Open floor plans have been in style for years, thanks to their sense of spaciousness and ease of entertaining guests. However, the trend is evolving. Many homeowners and architects are now incorporating zoning into their designs to blend social connection with the need for privacy. One of the ways they achieve this balance is with zoned living spaces.
In our home renovation we’ve actually favoured a combination of both, allowing us to have a large open plan space for entertaining and being a sociable family, whilst keeping a second living room, bootility and office separate.
What Is Zoned Living?
Zoned living or “broken-plan design” involves creating designated areas within a large room or open-concept space. For example, a kitchen can include separate places for preparing ingredients, cooking, dining and relaxing. It works with both rooms and open plans.
In open-concept layouts, zoning uses visual or functional boundaries to define areas. For example, you can use the back of a sofa to separate a den from a dining space or anchor a group of furniture as one zone with a rug. Assigning colours also works, like tangerine for a craft area and navy blue for a reading nook.
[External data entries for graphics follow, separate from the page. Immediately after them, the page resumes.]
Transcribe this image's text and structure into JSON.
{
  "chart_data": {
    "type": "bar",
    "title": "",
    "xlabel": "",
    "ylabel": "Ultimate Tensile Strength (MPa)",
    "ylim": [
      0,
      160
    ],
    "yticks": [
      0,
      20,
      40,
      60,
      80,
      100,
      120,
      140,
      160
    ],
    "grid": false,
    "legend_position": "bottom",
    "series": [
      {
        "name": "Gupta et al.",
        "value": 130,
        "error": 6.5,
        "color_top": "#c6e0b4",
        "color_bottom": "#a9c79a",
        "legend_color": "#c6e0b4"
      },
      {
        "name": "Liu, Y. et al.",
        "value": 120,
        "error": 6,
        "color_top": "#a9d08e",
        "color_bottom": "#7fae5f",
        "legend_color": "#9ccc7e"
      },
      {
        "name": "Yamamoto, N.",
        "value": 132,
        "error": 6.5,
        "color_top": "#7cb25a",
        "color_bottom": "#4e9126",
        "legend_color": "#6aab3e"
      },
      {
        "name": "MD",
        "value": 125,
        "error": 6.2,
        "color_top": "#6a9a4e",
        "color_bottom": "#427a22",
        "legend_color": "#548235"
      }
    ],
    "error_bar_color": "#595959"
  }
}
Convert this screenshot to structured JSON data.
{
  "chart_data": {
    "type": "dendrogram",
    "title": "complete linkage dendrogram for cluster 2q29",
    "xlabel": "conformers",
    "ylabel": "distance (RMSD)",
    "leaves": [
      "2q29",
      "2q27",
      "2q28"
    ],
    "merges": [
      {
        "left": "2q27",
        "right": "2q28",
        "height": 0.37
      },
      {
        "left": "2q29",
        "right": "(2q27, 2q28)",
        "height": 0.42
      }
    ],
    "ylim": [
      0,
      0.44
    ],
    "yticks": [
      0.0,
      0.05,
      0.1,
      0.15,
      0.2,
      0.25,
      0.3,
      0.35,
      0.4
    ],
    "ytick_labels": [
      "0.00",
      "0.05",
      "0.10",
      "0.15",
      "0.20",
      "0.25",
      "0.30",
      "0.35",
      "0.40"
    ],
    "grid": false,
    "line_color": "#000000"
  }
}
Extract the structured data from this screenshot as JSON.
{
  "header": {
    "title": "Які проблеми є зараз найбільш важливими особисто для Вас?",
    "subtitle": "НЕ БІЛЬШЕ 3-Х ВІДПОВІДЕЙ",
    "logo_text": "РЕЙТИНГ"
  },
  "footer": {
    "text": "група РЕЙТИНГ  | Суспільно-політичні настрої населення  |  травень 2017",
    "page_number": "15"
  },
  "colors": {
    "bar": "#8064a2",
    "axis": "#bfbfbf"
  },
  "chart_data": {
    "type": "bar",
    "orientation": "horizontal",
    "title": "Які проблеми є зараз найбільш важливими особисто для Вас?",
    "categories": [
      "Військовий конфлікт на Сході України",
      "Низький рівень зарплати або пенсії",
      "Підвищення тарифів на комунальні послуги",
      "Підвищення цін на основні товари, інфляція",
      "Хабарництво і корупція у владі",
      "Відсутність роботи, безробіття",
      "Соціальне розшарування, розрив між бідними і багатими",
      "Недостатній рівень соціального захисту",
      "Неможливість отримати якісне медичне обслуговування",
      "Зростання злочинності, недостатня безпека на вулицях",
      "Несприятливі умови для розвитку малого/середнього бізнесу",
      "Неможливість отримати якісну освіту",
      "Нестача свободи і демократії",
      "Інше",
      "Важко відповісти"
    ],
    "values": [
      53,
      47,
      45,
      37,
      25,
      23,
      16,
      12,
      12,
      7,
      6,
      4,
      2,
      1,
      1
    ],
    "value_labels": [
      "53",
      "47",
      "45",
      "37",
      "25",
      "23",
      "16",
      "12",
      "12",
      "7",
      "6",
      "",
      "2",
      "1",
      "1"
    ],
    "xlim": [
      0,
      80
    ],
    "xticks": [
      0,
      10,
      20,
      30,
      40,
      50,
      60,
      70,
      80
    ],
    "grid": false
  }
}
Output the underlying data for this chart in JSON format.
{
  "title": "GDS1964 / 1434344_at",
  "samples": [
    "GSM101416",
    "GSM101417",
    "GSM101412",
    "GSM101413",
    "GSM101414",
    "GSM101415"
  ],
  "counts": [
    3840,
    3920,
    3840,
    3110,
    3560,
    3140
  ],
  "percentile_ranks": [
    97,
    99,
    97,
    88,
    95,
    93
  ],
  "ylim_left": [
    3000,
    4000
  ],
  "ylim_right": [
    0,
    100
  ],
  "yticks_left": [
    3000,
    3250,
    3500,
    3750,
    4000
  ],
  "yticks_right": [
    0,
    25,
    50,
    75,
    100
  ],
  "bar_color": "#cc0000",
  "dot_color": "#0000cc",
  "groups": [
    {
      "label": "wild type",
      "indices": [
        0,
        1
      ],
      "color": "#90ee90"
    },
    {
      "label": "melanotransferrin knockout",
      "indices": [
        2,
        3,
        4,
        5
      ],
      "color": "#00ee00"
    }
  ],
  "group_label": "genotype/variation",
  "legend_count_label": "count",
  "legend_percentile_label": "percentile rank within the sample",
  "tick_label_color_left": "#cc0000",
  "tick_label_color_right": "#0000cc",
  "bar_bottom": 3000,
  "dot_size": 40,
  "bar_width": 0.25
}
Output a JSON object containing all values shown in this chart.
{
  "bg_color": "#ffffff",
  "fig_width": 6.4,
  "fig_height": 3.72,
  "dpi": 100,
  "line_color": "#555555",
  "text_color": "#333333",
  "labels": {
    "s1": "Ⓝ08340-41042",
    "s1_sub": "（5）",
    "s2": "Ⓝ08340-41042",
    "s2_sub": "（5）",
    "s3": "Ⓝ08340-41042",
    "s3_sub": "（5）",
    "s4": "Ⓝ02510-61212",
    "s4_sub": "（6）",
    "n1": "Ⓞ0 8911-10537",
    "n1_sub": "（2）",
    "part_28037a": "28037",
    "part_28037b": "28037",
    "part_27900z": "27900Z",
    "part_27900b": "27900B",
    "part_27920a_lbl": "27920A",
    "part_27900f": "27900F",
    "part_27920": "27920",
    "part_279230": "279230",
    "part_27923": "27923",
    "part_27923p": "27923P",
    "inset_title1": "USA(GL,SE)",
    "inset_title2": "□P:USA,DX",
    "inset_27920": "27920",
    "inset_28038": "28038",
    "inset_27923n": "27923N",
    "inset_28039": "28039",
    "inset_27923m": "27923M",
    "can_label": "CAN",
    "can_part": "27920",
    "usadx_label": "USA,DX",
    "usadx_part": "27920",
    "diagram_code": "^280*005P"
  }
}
Why Is Zoned Living Becoming Popular?
Many designers favor zoned living because it balances the airy feeling of an open concept with the functional intimacy of separate rooms. It allows modern households to multitask without things becoming chaotic.
Staying in cluttered and busy environments can make you feel stressed throughout the day. Imagine trying to work while someone’s playing video games or following a loud dance workout video nearby. With the rise of work-from-home setups, many people are using zoning to carve out dedicated, distraction-free office nooks within larger shared spaces. You can easily increase privacy with a well-placed bookshelf or tall indoor plant.
Households also often have people from different generations with distinct daily schedules. Zoned spaces help provide both communal areas for bonding and personal retreats under the same roof.

How Are New Home Designs Highlighting Zoned Living?
New designs often incorporate flexibility and adaptability into living spaces. Consider homes with sliding doors that create walls to define spaces or glass partitions that visually separate areas while maintaining a sense of openness. Nesting tables, sofas that convert into beds and other multi-functional furniture pieces are also game-changers. Some common elements of zoned living in modern homes include:
- Floor transitions: Using sunken lounge designs or moving from hardwood to large-format tiles can create subtle boundaries.
- Partial dividers: Half-walls and glass dividers provide separation without losing the visual flow or reducing natural light.
- Furniture arrangements: Strategically placed large furniture pieces can do the work of traditional walls without impeding vision, like how a couch in the middle of a room functions as a zoning element.
- Decorative partitions: Use plants, screens, bookshelves and other decorative pieces to delineate spaces.
How to Apply Zoned Living in Your Home
Here are some tips to transform open concept spaces and large rooms with the zoned living approach.
Use Area Rugs Strategically
Use large rugs to contain specific zones. For example, you can define a dining area with a tightly woven neutral rug and place plush, bright carpet under a coffee table to establish an entertainment space.

Incorporate Different Lighting
Tailor the lighting to the activity. Use a desk lamp, under-cabinet lights and other forms of task lighting for work zones like the kitchen sink or a craft table. Then, create cosy, relaxing spaces with ambient, warm lighting using floor lamps or fairy lights.
Extend Living Spaces Outdoors
If you have an underutilised garage, why not use it to extend key indoor spaces outdoors? For example, you can turn it into an outdoor dining area, which works especially well if your garage opens to a yard or garden. Use zoned living strategies like adding partial partitions and ambient lighting to define the space.
Zone Without Full-Wall Dividers
Make your home feel structured without feeling disconnected with partial partitions like screens, dividers and tall plants and shelving. You can also use thoughtful furniture placements to establish borders. For example, you can place a long, low-backed sofa with its back facing a dining area or kitchen to create a clear boundary for the living zone.
Embrace the Comfort of Zoned Living
Look around your home and imagine how you can transform it with thoughtful zoning. You don’t have to take down walls or replace your flooring. Minor changes can still enhance your place’s functionality and cosy vibes. Explore the art of zoning, and infuse your personal style into every space.